On Technical Debt - Revisiting the Technical Mortgage
I love it when people come around :)
A money quote from Martin Fowler:
"The hypothesis has a corollary, which comes from the the design payoff line. If the functionality for your initial release is below the design payoff line, then it may be worth trading off design quality for speed; but if it's above the line then the trade-off is illusory. When your delivery is above the design payoff line neglecting design always makes you ship later. In technical debt terms it's like taking out a loan but not using the principal for so long that by the time you use it you've paid out more in interest payments."
What I think Martin is referring to here is the idea of a technical mortgage, which I talked about previously as the principle that if the life of a system is short enough, the interest payments on you technical debt will be worth the payoff of a shorter time to delivery you get when you take certain development shortcuts.
Martin Fowler actually explains the idea better than I can - I encourage you to read his post and look at his nifty graph that demonstrates the idea. I see this as real progress, as it is the first public acknowledgement by someone prominent in Agile that technical debt can be used for leverage. It is not universally bad.
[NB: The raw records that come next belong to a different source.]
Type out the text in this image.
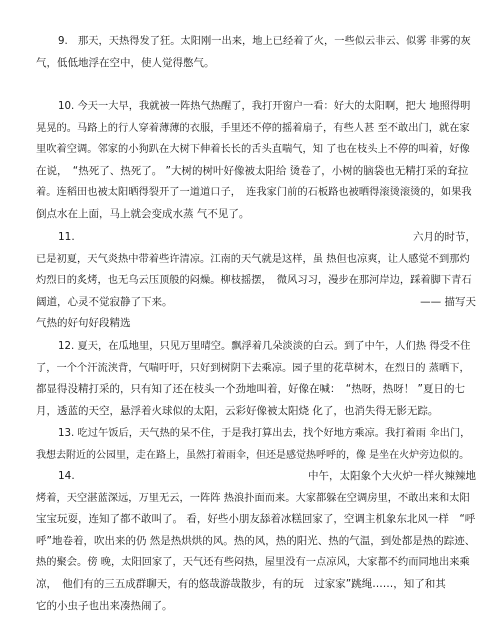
9.　那天，天热得发了狂。太阳刚一出来，地上已经着了火，一些似云非云、似雾 非雾的灰
气，低低地浮在空中，使人觉得憋气。
10. 今天一大早，我就被一阵热气热醒了，我打开窗户一看：好大的太阳啊，把大 地照得明
晃晃的。马路上的行人穿着薄薄的衣服，手里还不停的摇着扇子，有些人甚 至不敢出门，就在家
里吹着空调。邻家的小狗趴在大树下伸着长长的舌头直喘气，知 了也在枝头上不停的叫着，好像
在说，　“热死了、热死了。 ”大树的树叶好像被太阳给 烫卷了，小树的脑袋也无精打采的耷拉
着。连稻田也被太阳晒得裂开了一道道口子，　连我家门前的石板路也被晒得滚烫滚烫的，如果我
倒点水在上面，马上就会变成水蒸 气不见了。
11.	六月的时节，
已是初夏，天气炎热中带着些许清凉。江南的天气就是这样，虽 热但也凉爽，让人感觉不到那灼
灼烈日的炙烤，也无乌云压顶般的闷燥。柳枝摇摆，　微风习习，漫步在那河岸边，踩着脚下青石
阔道，心灵不觉寂静了下来。	—— 描写天
气热的好句好段精选
12. 夏天，在瓜地里，只见万里晴空。飘浮着几朵淡淡的白云。到了中午，人们热 得受不住
了，一个个汗流浃背，气喘吁吁，只好到树阴下去乘凉。园子里的花草树木，在烈日的 蒸晒下，
都显得没精打采的，只有知了还在枝头一个劲地叫着，好像在喊：　“热呀，热呀！ ”夏日的七
月，透蓝的天空，悬浮着火球似的太阳，云彩好像被太阳烧 化了，也消失得无影无踪。
13. 吃过午饭后，天气热的呆不住，于是我打算出去，找个好地方乘凉。我打着雨 伞出门，
我想去附近的公园里，走在路上，虽然打着雨伞，但还是感觉热呼呼的，像 是坐在火炉旁边似的。
14.	中午，太阳象个大火炉一样火辣辣地
烤着，天空湛蓝深远，万里无云，一阵阵 热浪扑面而来。大家都躲在空调房里，不敢出来和太阳
宝宝玩耍，连知了都不敢叫了。 看，好些小朋友舔着冰糕回家了，空调主机象东北风一样　“呼
呼”地卷着，吹出来的仍 然是热烘烘的风。热的风，热的阳光、热的气温，到处都是热的踪迹、
热的聚会。傍 晚，太阳回家了，天气还有些闷热，屋里没有一点凉风，大家都不约而同地出来乘
凉，　他们有的三五成群聊天，有的悠哉游哉散步，有的玩　过家家”跳绳……，知了和其
它的小虫子也出来凑热闹了。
Just like we accept that a mortgage for a house is a perfectly acceptable way to leverage an investment, provided that the interest rate is reasonable.
The key - is to have good enough judgement to know whether the interest rate on technical debt is reasonable or not. Is the system you are building going to be a one-off transaction that you do in, say, the context of an M&A deal? Or is it a system something that you use to reconcile your general ledger year after year? There is a big difference between those two things with respect to how you should do your IT investment asset allocation - a fancier way of expressing "engineering trade off between expediency and maintainability".
The post from Fowler is timely, given that maintainability is a hot topic in the blogosphere in the last week or so, given posts from jdn, Oren Eini, Scott Bellware, and various others (update, to include a very insightful post by Jay Kimble). It is, alas, a rejection of the principle of perfection at any cost.